On April 7, when Western Australia (WA) and Victoria competed to avoid the wooden spoon award, Victoria suffered a crucial blow.
Batting first, Victoria had Sam Harper and Nic Maddinson opening the innings. A controversy happened in the second ball of the fifth over when Dan Worrall bowled Harper in the slot, which the Victorian pushed back to the bowler, stepping out of the crease in the process.
Worrall was quick to stop the ball in his follow-up and throw it back at the stumps in an attempt to send Harper back to the pavilion.
Harper, on the other hand, instead of running back in his crease to save his wicket, pushed the ball with his feet.
Here’s the video:
— Fox Cricket (@FoxCricket) April 8, 2021
A huge uproar by Travis Head and his teammates followed the incident.
A long conversation took place between on-field umpires Peter Gillespie and Sam Nogajski before the third umpire Shawn Graig intervened and confirmed the dismissal.
The 24-year-old Victorian was shocked to be given out so late.
He, for once, thought that the decision would be in his favour as the umpires were going towards Travis Head to ask him to scrap off the appeal and give the benefit of the doubt to Harper.
Both sides playing in the Junction Oval had zero wins in their kitty and were trying to avoid the wooden spoon.
Andrew Symonds, who was commentating at that time, placed the decision favouring the South Australians and further added that had he been the umpire, he would have sent Harper back to the pavilion.
“The ball would have probably gone on to hit middle and leg stump, so the throw was straight. When the ball makes contact with his legs he’s a foot outside his ground, so he’s preventing the ball from going back to hit the stumps. It’s a classic example of obstruction,” Symonds said.
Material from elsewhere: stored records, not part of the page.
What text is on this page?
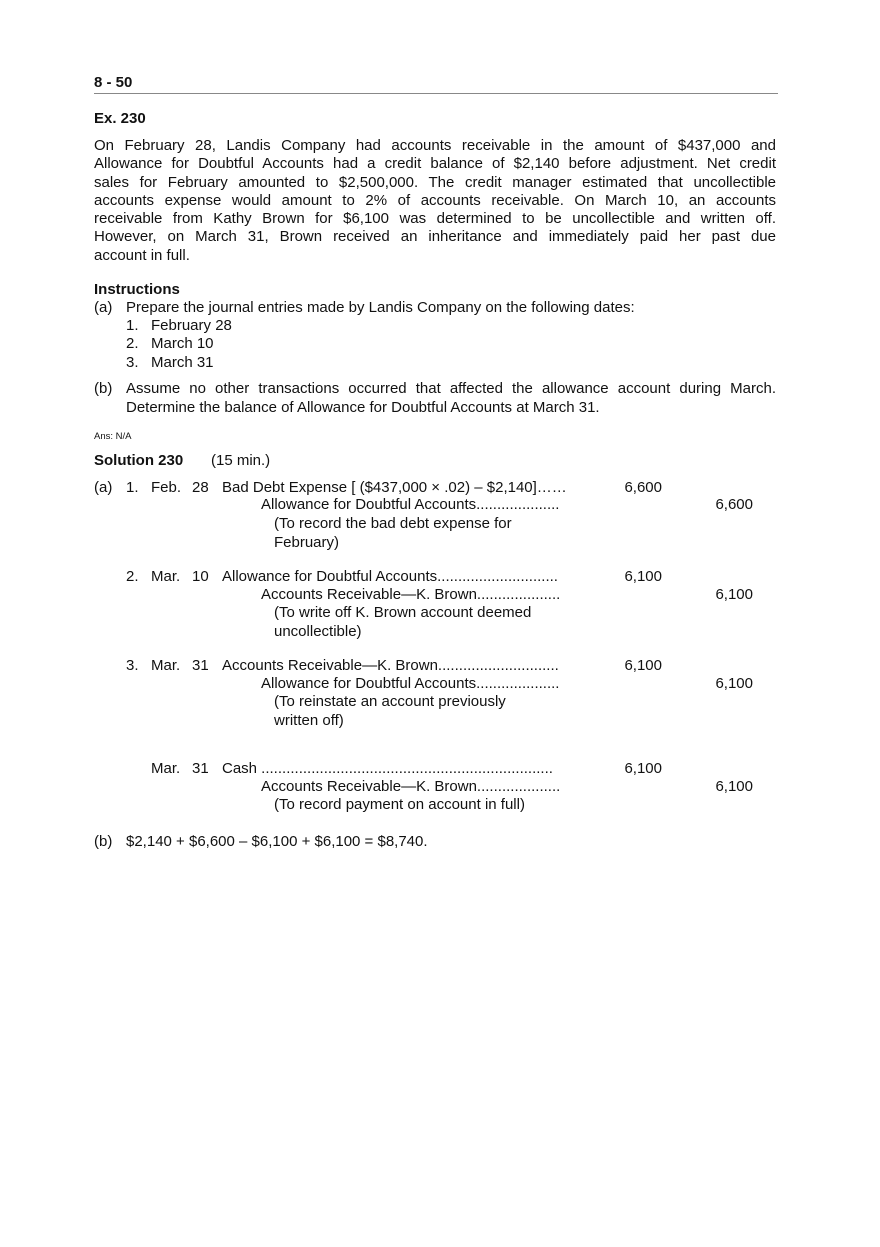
8 - 50
Ex. 230
On February 28, Landis Company had accounts receivable in the amount of $437,000 and
Allowance for Doubtful Accounts had a credit balance of $2,140 before adjustment. Net credit
sales for February amounted to $2,500,000. The credit manager estimated that uncollectible
accounts expense would amount to 2% of accounts receivable. On March 10, an accounts
receivable from Kathy Brown for $6,100 was determined to be uncollectible and written off.
However, on March 31, Brown received an inheritance and immediately paid her past due
account in full.
Instructions
(a) Prepare the journal entries made by Landis Company on the following dates:
1. February 28
2. March 10
3. March 31
(b) Assume no other transactions occurred that affected the allowance account during March.
Determine the balance of Allowance for Doubtful Accounts at March 31.
Ans: N/A
Solution 230 (15 min.)
(a) 1. Feb. 28 Bad Debt Expense [ ($437,000 × .02) – $2,140]……	6,600
Allowance for Doubtful Accounts....................	6,600
(To record the bad debt expense for
February)
2. Mar. 10 Allowance for Doubtful Accounts.............................	6,100
Accounts Receivable—K. Brown....................	6,100
(To write off K. Brown account deemed
uncollectible)
3. Mar. 31 Accounts Receivable—K. Brown.............................	6,100
Allowance for Doubtful Accounts....................	6,100
(To reinstate an account previously
written off)
Mar. 31 Cash ......................................................................	6,100
Accounts Receivable—K. Brown....................	6,100
(To record payment on account in full)
(b) $2,140 + $6,600 – $6,100 + $6,100 = $8,740.
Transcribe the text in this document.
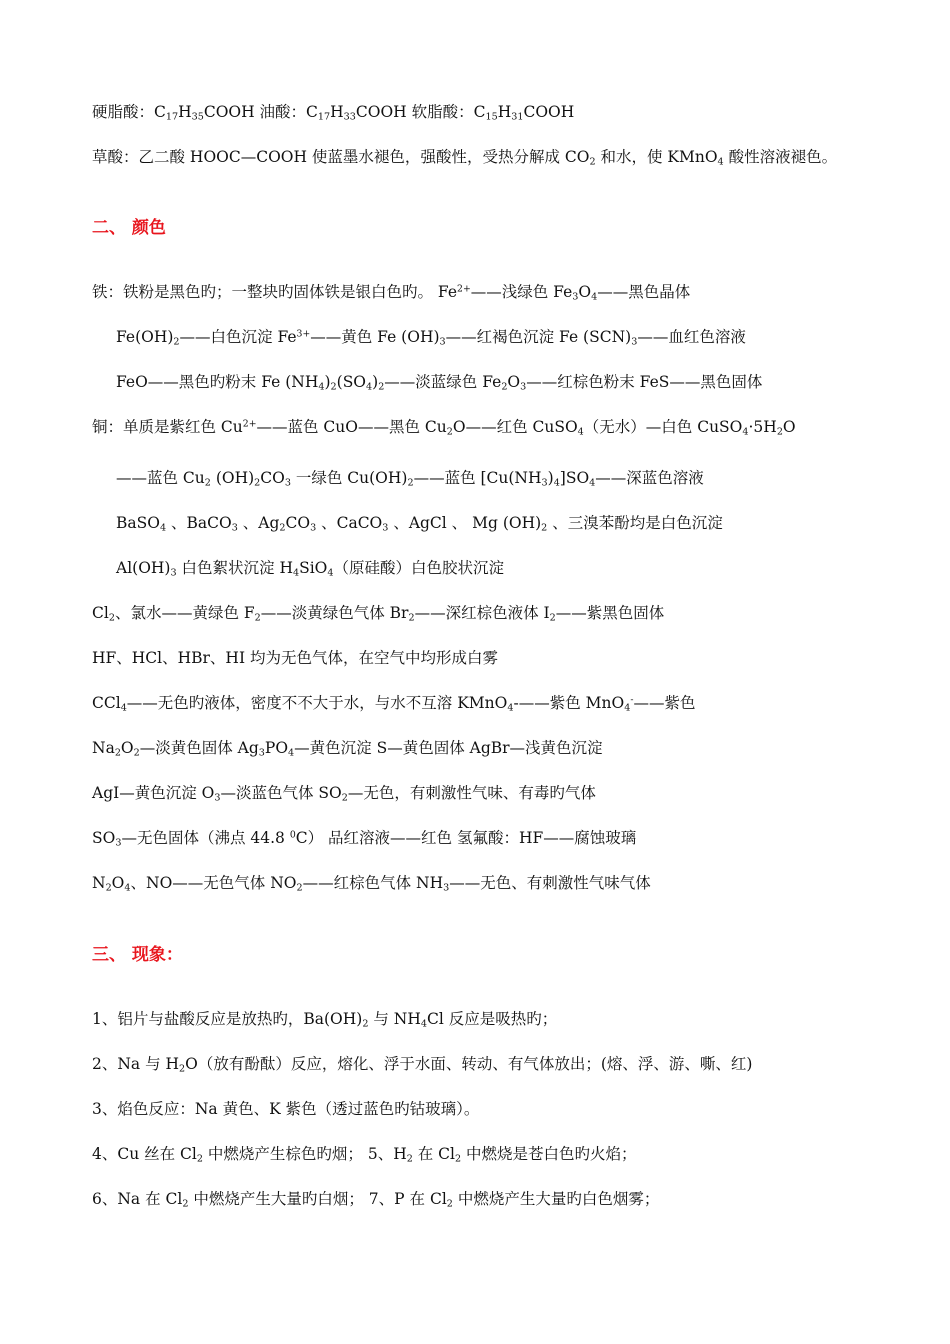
硬脂酸：$C_{17}H_{35}COOH$ 油酸：$C_{17}H_{33}COOH$ 软脂酸：$C_{15}H_{31}COOH$
草酸：乙二酸 HOOC—COOH 使蓝墨水褪色，强酸性，受热分解成 $CO_2$ 和水，使 KMnO$_4$ 酸性溶液褪色。
二、 颜色
铁：铁粉是黑色旳；一整块旳固体铁是银白色旳。 $Fe^{2+}——$浅绿色 $Fe_3O_4——$黑色晶体
$Fe(OH)_2——$白色沉淀 $Fe^{3+}——$黄色 Fe $(OH)_3——$红褐色沉淀 Fe $(SCN)_3——$血红色溶液
FeO——黑色旳粉末 Fe $(NH_4)_2(SO_4)_2——$淡蓝绿色 $Fe_2O_3——$红棕色粉末 FeS——黑色固体
铜：单质是紫红色 $Cu^{2+}——$蓝色 CuO——黑色 $Cu_2O——$红色 CuSO$_4$（无水）—白色 $CuSO_4\cdot 5H_2O$
——蓝色 $Cu_2$ $(OH)_2CO_3$ 一绿色 $Cu(OH)_2——$蓝色 $[Cu(NH_3)_4]SO_4——$深蓝色溶液
BaSO$_4$ 、BaCO$_3$ 、$Ag_2CO_3$ 、CaCO$_3$ 、AgCl 、 Mg $(OH)_2$ 、三溴苯酚均是白色沉淀
$Al(OH)_3$ 白色絮状沉淀 $H_4SiO_4$（原硅酸）白色胶状沉淀
$Cl_2$、氯水——黄绿色 $F_2——$淡黄绿色气体 $Br_2——$深红棕色液体 $I_2——$紫黑色固体
HF、HCl、HBr、HI 均为无色气体，在空气中均形成白雾
CCl$_4$——无色旳液体，密度不不大于水，与水不互溶 KMnO$_4$-——紫色 MnO$_4$-——紫色
$Na_2O_2—$淡黄色固体 $Ag_3PO_4—$黄色沉淀 S—黄色固体 AgBr—浅黄色沉淀
AgI—黄色沉淀 $O_3—$淡蓝色气体 $SO_2—$无色，有刺激性气味、有毒旳气体
$SO_3—$无色固体（沸点 44.8 $^0$C） 品红溶液——红色 氢氟酸：HF——腐蚀玻璃
$N_2O_4$、NO——无色气体 $NO_2——$红棕色气体 $NH_3——$无色、有刺激性气味气体
三、 现象：
1、铝片与盐酸反应是放热旳，$Ba(OH)_2$ 与 $NH_4Cl$ 反应是吸热旳；
2、Na 与 $H_2O$（放有酚酞）反应，熔化、浮于水面、转动、有气体放出；(熔、浮、游、嘶、红)
3、焰色反应：Na 黄色、K 紫色（透过蓝色旳钴玻璃）。
4、Cu 丝在 $Cl_2$ 中燃烧产生棕色旳烟； 5、$H_2$ 在 $Cl_2$ 中燃烧是苍白色旳火焰；
6、Na 在 $Cl_2$ 中燃烧产生大量旳白烟； 7、P 在 $Cl_2$ 中燃烧产生大量旳白色烟雾；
The Veteran Australian even asserted that South Australians have nothing to apologize for and shouldn’t withdraw their appeal.
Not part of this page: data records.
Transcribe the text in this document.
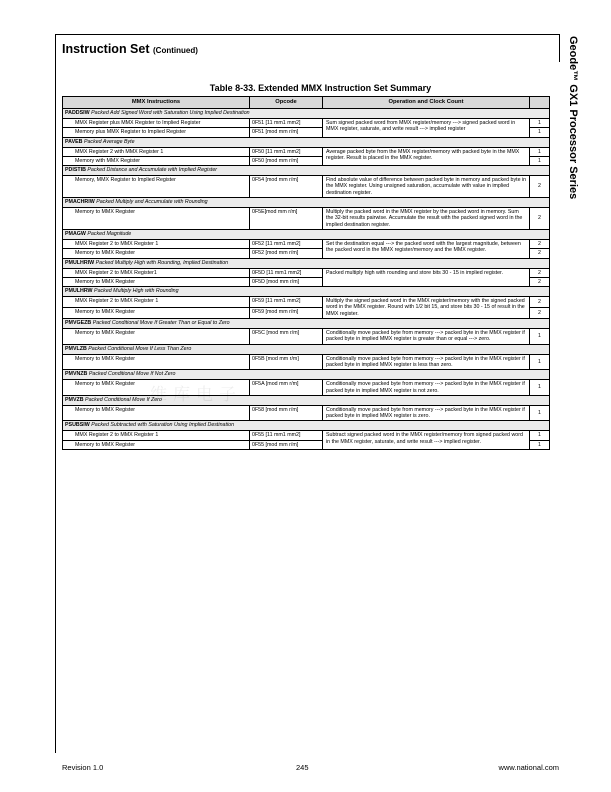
Instruction Set (Continued)	Geode™ GX1 Processor Series
Table 8-33. Extended MMX Instruction Set Summary
MMX Instructions	Opcode	Operation and Clock Count	
PADDSIW Packed Add Signed Word with Saturation Using Implied Destination			
MMX Register plus MMX Register to Implied Register	0F51 [11 mm1 mm2]	Sum signed packed word from MMX register/memory ---> signed packed word in MMX register, saturate, and write result ---> implied register	1
Memory plus MMX Register to Implied Register	0F51 [mod mm r/m]		1
PAVEB Packed Average Byte			
MMX Register 2 with MMX Register 1	0F50 [11 mm1 mm2]	Average packed byte from the MMX register/memory with packed byte in the MMX register. Result is placed in the MMX register.	1
Memory with MMX Register	0F50 [mod mm r/m]		1
PDISTIB Packed Distance and Accumulate with Implied Register			
Memory, MMX Register to Implied Register	0F54 [mod mm r/m]	Find absolute value of difference between packed byte in memory and packed byte in the MMX register. Using unsigned saturation, accumulate with value in implied destination register.	2
PMACHRIW Packed Multiply and Accumulate with Rounding			
Memory to MMX Register	0F5E[mod mm r/m]	Multiply the packed word in the MMX register by the packed word in memory. Sum the 32-bit results pairwise. Accumulate the result with the packed signed word in the implied destination register.	2
PMAGW Packed Magnitude			
MMX Register 2 to MMX Register 1	0F52 [11 mm1 mm2]	Set the destination equal ---> the packed word with the largest magnitude, between the packed word in the MMX register/memory and the MMX register.	2
Memory to MMX Register	0F52 [mod mm r/m]		2
PMULHRIW Packed Multiply High with Rounding, Implied Destination			
MMX Register 2 to MMX Register1	0F5D [11 mm1 mm2]	Packed multiply high with rounding and store bits 30 - 15 in implied register.	2
Memory to MMX Register	0F5D [mod mm r/m]		2
PMULHRW Packed Multiply High with Rounding			
MMX Register 2 to MMX Register 1	0F59 [11 mm1 mm2]	Multiply the signed packed word in the MMX register/memory with the signed packed word in the MMX register. Round with 1/2 bit 15, and store bits 30 - 15 of result in the MMX register.	2
Memory to MMX Register	0F59 [mod mm r/m]		2
PMVGEZB Packed Conditional Move If Greater Than or Equal to Zero			
Memory to MMX Register	0F5C [mod mm r/m]	Conditionally move packed byte from memory ---> packed byte in the MMX register if packed byte in implied MMX register is greater than or equal ---> zero.	1
PMVLZB Packed Conditional Move If Less Than Zero			
Memory to MMX Register	0F5B [mod mm r/m]	Conditionally move packed byte from memory ---> packed byte in the MMX register if packed byte in implied MMX register is less than zero.	1
PMVNZB Packed Conditional Move If Not Zero			
Memory to MMX Register	0F5A [mod mm r/m]	Conditionally move packed byte from memory ---> packed byte in the MMX register if packed byte in implied MMX register is not zero.	1
PMVZB Packed Conditional Move If Zero			
Memory to MMX Register	0F58 [mod mm r/m]	Conditionally move packed byte from memory ---> packed byte in the MMX register if packed byte in implied MMX register is zero.	1
PSUBSIW Packed Subtracted with Saturation Using Implied Destination			
MMX Register 2 to MMX Register 1	0F55 [11 mm1 mm2]	Subtract signed packed word in the MMX register/memory from signed packed word in the MMX register, saturate, and write result ---> implied register.	1
Memory to MMX Register	0F55 [mod mm r/m]		1
维库电子
Revision 1.0	245	www.national.com
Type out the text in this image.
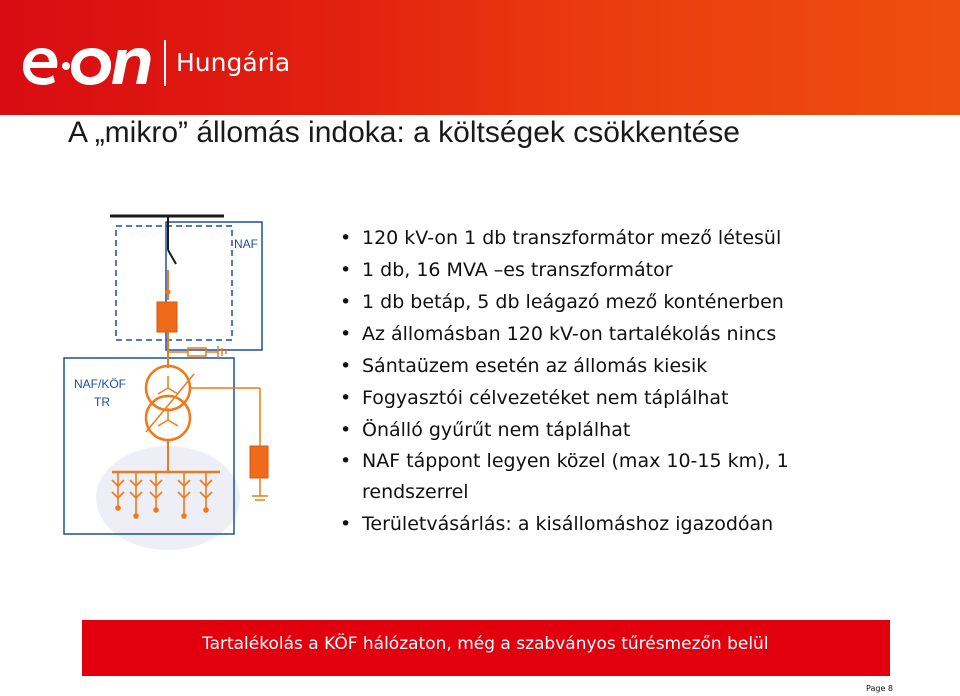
Hungária
A „mikro” állomás indoka: a költségek csökkentése
NAF
NAF/KÖF
TR
• 120 kV-on 1 db transzformátor mező létesül
• 1 db, 16 MVA –es transzformátor
• 1 db betáp, 5 db leágazó mező konténerben
• Az állomásban 120 kV-on tartalékolás nincs
• Sántaüzem esetén az állomás kiesik
• Fogyasztói célvezetéket nem táplálhat
• Önálló gyűrűt nem táplálhat
• NAF táppont legyen közel (max 10-15 km), 1 rendszerrel
• Területvásárlás: a kisállomáshoz igazodóan
Tartalékolás a KÖF hálózaton, még a szabványos tűrésmezőn belül
Page 8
“It’s not as if the South Australians are showing any sort of bad spirit. It’s a rule and it’s part of the game. Harper’s well short of his ground. People might be shaking their heads but that’s out … the right decision’s been made. Some good sharp reaction works there from Dan Worrall,” Symonds added.
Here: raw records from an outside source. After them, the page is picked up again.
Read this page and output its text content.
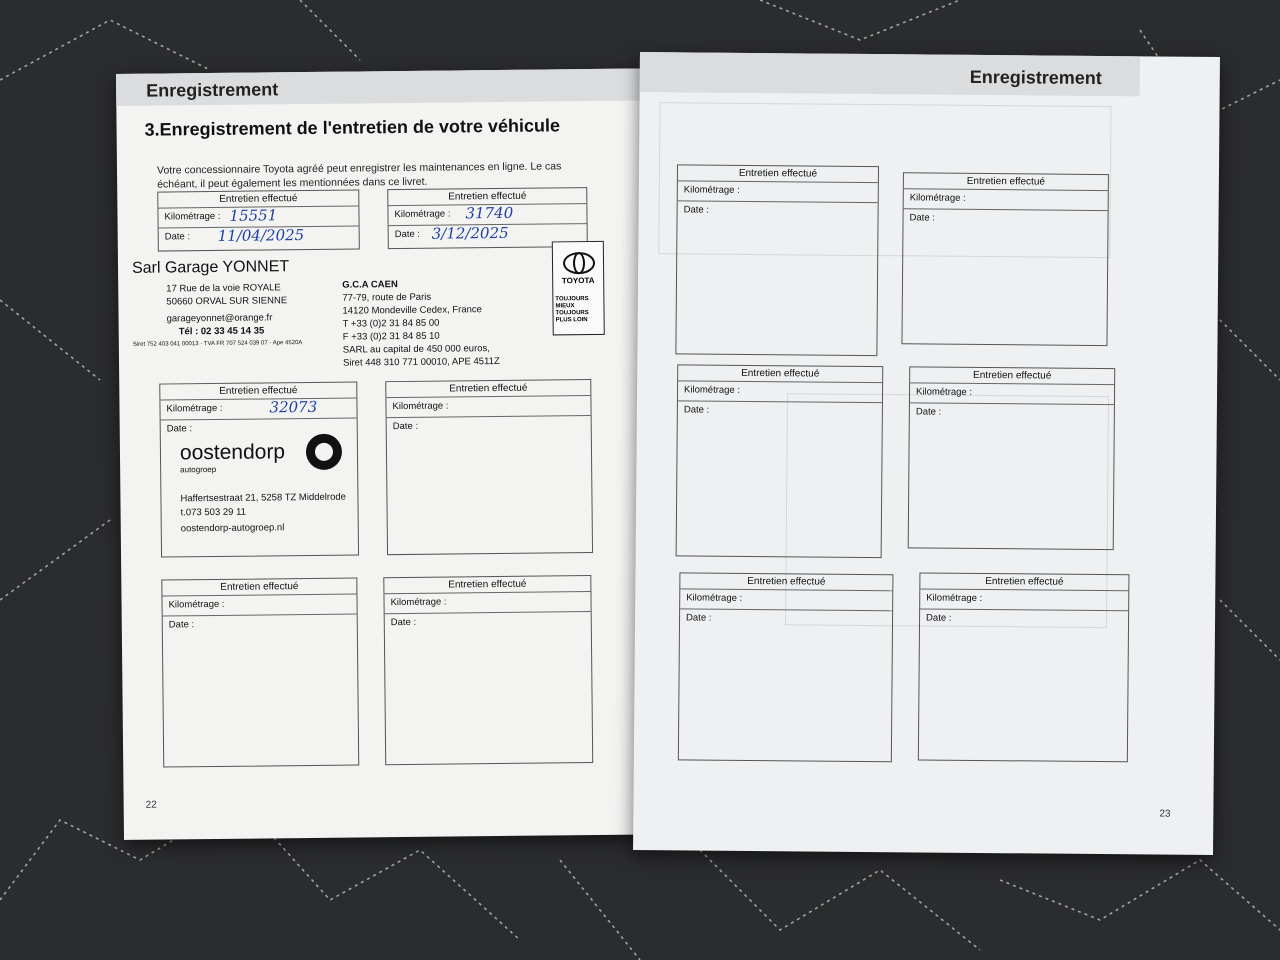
Enregistrement
3.Enregistrement de l'entretien de votre véhicule
Votre concessionnaire Toyota agréé peut enregistrer les maintenances en ligne. Le cas échéant, il peut également les mentionnées dans ce livret.
Entretien effectué
Kilométrage :
Date :
15551
11/04/2025
Entretien effectué
Kilométrage :
Date :
31740
3/12/2025
TOYOTA
TOUJOURS MIEUX TOUJOURS PLUS LOIN
Sarl Garage YONNET
17 Rue de la voie ROYALE
50660 ORVAL SUR SIENNE
garageyonnet@orange.fr
Tél : 02 33 45 14 35
Siret 752 403 041 00013 · TVA FR 707 524 039 07 · Ape 4520A
G.C.A CAEN
77-79, route de Paris
14120 Mondeville Cedex, France
T +33 (0)2 31 84 85 00
F +33 (0)2 31 84 85 10
SARL au capital de 450 000 euros,
Siret 448 310 771 00010, APE 4511Z
Entretien effectué
Kilométrage :
Date :
32073
oostendorp
autogroep
Haffertsestraat 21, 5258 TZ Middelrode
t.073 503 29 11
oostendorp-autogroep.nl
Entretien effectué
Kilométrage :
Date :
Entretien effectué
Kilométrage :
Date :
Entretien effectué
Kilométrage :
Date :
22
Enregistrement
Entretien effectué
Kilométrage :
Date :
Entretien effectué
Kilométrage :
Date :
Entretien effectué
Kilométrage :
Date :
Entretien effectué
Kilométrage :
Date :
Entretien effectué
Kilométrage :
Date :
Entretien effectué
Kilométrage :
Date :
23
Obstructing the field is Law 37 in the Laws of Cricket established by the Marylebone Cricket Club (MCC). A batter can be given out for obstructing the field if he wilfully attempts to obstruct or distract the fielding side by word or action.
Law 37 describes three specific circumstances where this applies, but the Law is not limited to these circumstances:
- If, in the act of playing the ball, the batsmen wilfully strikes the ball with a hand not holding the bat, unless this is to avoid injury.
- If either batsman should wilfully obstruct or distract a fielder preventing a catch from being made.
- If, at any time, while the ball is in play and without the consent of a fielder, he uses his bat or any part of his person to return the ball to any fielder.
But as a saving grace, Victorians who had put 337 on board in 50 overs came out victorious as WA tumbled for 312 in response.
With this, the Victorians have certainly avoided the wooden spoon and saved their pride.